Value Stream Mapping: current state, future state, and the gap

Value Stream Mapping (VSM) is how Lean sees end-to-end flow. Current-state map first, then walk the process with a stopwatch, then design a future state that eliminates specific wastes. VSM separates real Lean practitioners from slideware consultants.

What goes on a VSM step

  • Cycle time (C/T) — how long the step takes per unit
  • Changeover time (C/O) — setup between SKUs
  • Uptime % — how often the step is available
  • Defect rate % — how often it fails quality
  • Wait time — queue time before this step
  • Operators — how many people staff this step

The 8 wastes — DOWNTIME

LetterWasteWhat it looks like
DDefectsScrap, rework, complaints
OOver-productionMaking more than downstream needs
WWaitingQueues between steps — usually the biggest
NNon-used talentSkill wasted, ideas ignored
TTransportUnnecessary movement of product
IInventoryBuffers hiding problems
MMotionOperator reaching, walking, searching
EExtra processingSteps that don't add customer value

Current state — facts only

Walk the process with a stopwatch.
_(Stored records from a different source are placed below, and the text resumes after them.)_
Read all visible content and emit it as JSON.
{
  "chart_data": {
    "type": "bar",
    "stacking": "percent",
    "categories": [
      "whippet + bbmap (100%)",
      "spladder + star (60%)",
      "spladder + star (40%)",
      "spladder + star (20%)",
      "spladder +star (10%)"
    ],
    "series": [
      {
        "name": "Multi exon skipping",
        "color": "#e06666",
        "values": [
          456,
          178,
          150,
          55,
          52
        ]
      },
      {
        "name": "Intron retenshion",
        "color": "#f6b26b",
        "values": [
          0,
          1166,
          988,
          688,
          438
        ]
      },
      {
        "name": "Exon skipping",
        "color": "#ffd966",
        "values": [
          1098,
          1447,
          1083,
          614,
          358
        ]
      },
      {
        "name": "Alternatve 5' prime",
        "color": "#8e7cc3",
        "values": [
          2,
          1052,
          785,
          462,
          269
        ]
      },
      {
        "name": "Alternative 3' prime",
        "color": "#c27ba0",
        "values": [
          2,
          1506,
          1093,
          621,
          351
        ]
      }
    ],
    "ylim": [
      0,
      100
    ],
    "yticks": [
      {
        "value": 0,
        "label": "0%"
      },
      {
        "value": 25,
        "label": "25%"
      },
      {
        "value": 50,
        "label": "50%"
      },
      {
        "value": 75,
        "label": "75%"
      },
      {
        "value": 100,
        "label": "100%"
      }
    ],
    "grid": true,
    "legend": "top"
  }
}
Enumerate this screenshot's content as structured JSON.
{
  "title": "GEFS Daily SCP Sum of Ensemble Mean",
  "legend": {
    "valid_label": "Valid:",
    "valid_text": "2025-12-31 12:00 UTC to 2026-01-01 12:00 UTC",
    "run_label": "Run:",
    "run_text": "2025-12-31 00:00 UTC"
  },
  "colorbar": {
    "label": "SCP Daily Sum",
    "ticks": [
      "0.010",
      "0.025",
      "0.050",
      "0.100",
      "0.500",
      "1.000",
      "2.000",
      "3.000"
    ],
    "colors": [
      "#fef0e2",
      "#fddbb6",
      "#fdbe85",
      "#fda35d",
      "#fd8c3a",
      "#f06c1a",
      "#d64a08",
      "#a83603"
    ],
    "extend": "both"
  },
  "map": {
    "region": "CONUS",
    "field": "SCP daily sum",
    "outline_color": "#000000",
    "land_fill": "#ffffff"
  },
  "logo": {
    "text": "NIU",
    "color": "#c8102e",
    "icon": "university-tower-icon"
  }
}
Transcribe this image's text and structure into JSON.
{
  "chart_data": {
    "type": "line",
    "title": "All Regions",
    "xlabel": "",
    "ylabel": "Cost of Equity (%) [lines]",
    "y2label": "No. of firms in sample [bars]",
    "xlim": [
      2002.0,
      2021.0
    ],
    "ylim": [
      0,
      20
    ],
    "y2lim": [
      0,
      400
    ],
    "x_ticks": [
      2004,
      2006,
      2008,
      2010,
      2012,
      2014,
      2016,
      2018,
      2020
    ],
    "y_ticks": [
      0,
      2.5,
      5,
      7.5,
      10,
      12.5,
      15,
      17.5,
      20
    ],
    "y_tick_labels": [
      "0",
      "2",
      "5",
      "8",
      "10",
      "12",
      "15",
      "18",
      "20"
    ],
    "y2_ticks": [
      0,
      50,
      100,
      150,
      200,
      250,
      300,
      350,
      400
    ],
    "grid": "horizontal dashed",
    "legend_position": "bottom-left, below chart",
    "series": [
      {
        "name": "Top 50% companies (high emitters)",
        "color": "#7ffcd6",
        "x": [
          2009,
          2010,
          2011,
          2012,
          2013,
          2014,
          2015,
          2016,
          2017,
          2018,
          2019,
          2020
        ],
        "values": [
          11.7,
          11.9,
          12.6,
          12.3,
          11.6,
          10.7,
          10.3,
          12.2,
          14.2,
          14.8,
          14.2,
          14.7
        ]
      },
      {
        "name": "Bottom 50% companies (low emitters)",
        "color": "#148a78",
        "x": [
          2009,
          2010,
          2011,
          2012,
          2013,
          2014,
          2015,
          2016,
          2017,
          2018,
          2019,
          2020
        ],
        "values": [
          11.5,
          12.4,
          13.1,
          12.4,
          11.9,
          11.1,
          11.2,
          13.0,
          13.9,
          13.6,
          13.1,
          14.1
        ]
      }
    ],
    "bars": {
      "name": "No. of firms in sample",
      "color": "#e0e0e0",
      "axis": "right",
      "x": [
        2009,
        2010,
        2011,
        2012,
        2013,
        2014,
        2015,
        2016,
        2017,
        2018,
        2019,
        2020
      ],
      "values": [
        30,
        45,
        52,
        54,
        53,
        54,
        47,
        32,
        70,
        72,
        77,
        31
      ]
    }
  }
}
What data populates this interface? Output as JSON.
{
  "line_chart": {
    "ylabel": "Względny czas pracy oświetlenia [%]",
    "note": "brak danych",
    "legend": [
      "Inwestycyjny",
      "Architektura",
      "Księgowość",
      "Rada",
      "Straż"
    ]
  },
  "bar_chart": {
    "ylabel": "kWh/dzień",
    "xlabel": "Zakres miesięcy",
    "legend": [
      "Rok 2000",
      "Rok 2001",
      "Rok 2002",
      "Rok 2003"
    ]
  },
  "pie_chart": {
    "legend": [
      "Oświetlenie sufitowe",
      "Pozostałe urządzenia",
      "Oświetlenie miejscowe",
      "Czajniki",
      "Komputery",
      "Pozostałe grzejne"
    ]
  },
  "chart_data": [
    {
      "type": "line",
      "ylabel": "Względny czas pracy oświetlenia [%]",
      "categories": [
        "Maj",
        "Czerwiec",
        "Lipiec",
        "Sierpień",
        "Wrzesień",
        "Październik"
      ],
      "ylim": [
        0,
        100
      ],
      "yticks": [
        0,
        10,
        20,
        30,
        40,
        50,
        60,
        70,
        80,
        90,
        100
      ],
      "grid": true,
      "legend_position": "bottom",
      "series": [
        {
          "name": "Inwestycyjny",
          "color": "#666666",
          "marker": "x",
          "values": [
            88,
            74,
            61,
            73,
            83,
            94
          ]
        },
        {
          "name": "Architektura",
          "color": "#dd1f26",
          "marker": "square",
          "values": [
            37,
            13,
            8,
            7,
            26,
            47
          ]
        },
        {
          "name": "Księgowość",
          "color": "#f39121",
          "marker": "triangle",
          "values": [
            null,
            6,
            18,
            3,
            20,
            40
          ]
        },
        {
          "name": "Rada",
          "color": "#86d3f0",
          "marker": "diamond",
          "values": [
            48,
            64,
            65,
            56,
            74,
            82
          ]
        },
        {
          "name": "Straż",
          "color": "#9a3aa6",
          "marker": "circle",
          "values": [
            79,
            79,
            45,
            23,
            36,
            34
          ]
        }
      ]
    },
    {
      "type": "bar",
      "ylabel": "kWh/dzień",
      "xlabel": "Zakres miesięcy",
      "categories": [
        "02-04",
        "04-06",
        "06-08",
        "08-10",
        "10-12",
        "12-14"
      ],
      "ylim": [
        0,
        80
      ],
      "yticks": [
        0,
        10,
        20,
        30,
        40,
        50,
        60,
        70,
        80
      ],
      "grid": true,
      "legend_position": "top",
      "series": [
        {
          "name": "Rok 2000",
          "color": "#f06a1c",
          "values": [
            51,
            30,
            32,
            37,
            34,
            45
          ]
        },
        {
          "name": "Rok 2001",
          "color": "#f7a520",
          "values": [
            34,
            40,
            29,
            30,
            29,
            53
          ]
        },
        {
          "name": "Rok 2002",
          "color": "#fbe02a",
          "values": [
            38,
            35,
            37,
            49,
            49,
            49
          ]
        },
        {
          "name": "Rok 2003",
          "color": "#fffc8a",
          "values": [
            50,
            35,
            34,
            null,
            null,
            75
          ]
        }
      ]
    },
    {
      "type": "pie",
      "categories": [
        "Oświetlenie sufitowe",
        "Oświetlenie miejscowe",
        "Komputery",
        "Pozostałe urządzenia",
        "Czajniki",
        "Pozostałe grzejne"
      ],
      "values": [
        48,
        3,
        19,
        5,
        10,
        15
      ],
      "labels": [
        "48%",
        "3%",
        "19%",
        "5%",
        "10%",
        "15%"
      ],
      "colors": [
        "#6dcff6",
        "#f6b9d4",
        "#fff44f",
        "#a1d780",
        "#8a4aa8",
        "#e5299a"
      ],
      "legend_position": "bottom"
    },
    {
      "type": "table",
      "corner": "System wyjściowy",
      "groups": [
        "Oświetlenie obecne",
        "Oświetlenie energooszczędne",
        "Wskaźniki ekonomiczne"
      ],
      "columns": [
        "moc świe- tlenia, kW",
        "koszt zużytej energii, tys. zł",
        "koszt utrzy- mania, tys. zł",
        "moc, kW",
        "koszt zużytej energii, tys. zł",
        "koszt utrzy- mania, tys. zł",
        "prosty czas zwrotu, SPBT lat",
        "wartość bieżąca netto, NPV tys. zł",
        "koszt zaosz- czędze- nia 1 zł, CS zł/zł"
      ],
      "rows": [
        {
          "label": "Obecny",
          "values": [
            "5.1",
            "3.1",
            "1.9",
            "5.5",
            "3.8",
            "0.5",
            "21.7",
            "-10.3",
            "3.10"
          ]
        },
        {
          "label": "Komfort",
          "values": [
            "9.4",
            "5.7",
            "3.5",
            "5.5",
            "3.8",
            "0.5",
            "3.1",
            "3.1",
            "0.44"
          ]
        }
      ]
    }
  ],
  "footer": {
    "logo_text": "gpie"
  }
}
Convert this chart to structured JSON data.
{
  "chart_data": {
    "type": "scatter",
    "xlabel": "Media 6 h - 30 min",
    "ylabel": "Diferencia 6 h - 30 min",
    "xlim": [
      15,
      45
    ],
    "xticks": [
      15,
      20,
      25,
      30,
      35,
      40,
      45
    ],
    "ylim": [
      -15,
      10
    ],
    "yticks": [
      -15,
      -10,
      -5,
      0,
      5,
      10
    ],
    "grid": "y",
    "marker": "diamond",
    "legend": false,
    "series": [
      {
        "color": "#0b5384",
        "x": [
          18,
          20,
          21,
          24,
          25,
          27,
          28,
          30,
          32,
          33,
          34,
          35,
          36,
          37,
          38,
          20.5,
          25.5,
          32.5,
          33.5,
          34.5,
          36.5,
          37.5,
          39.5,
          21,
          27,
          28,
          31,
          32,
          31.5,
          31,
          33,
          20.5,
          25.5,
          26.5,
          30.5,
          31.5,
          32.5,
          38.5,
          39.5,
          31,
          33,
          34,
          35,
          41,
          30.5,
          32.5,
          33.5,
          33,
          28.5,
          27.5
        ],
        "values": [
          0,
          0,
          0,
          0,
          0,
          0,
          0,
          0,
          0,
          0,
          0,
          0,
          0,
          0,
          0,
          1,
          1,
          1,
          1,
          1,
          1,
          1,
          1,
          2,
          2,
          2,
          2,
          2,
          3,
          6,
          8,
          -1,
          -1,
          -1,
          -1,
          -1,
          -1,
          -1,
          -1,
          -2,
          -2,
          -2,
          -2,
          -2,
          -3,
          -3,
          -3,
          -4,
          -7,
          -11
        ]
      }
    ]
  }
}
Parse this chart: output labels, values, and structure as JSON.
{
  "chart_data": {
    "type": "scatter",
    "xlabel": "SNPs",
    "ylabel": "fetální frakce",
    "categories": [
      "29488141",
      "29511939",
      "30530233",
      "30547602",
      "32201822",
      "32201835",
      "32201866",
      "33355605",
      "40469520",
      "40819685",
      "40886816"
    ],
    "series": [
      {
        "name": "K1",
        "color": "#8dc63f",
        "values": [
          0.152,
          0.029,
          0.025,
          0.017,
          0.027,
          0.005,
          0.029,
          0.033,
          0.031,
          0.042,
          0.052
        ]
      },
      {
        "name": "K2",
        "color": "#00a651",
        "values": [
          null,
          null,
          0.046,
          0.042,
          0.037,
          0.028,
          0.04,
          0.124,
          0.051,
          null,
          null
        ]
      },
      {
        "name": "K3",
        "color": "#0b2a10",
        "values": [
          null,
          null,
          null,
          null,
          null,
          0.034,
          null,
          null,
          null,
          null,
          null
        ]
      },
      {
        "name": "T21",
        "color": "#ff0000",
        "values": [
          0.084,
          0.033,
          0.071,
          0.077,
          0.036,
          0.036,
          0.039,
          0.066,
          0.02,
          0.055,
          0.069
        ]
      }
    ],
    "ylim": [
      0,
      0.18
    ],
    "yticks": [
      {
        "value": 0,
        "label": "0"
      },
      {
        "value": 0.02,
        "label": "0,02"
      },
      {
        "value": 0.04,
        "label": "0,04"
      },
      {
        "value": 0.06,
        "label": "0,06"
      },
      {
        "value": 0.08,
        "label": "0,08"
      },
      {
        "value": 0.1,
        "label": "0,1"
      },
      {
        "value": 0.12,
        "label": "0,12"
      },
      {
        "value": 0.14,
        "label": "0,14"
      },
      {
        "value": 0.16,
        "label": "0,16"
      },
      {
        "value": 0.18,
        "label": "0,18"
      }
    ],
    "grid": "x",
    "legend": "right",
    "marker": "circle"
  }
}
Capture actual cycle times, not nameplate. Measure wait time between steps — that's where the biggest Lean wins usually hide. Total process lead time is the sum of cycle and wait. Value-add ratio = sum of cycle / total lead time.

Future state — the gap

Where do you want value-add ratio to go? Which wastes will you attack, in what order? A credible future-state map names the countermeasure against each waste — not just 'reduce inventory.' 'Pull system at Station 4, eliminate 2-day buffer' is a countermeasure.

From map to Kaizen

The future-state map drives the Kaizen event. Each identified waste is a candidate. Pick 2-4, attack them in a 5-day event, then remap. Iterate, don't perfect.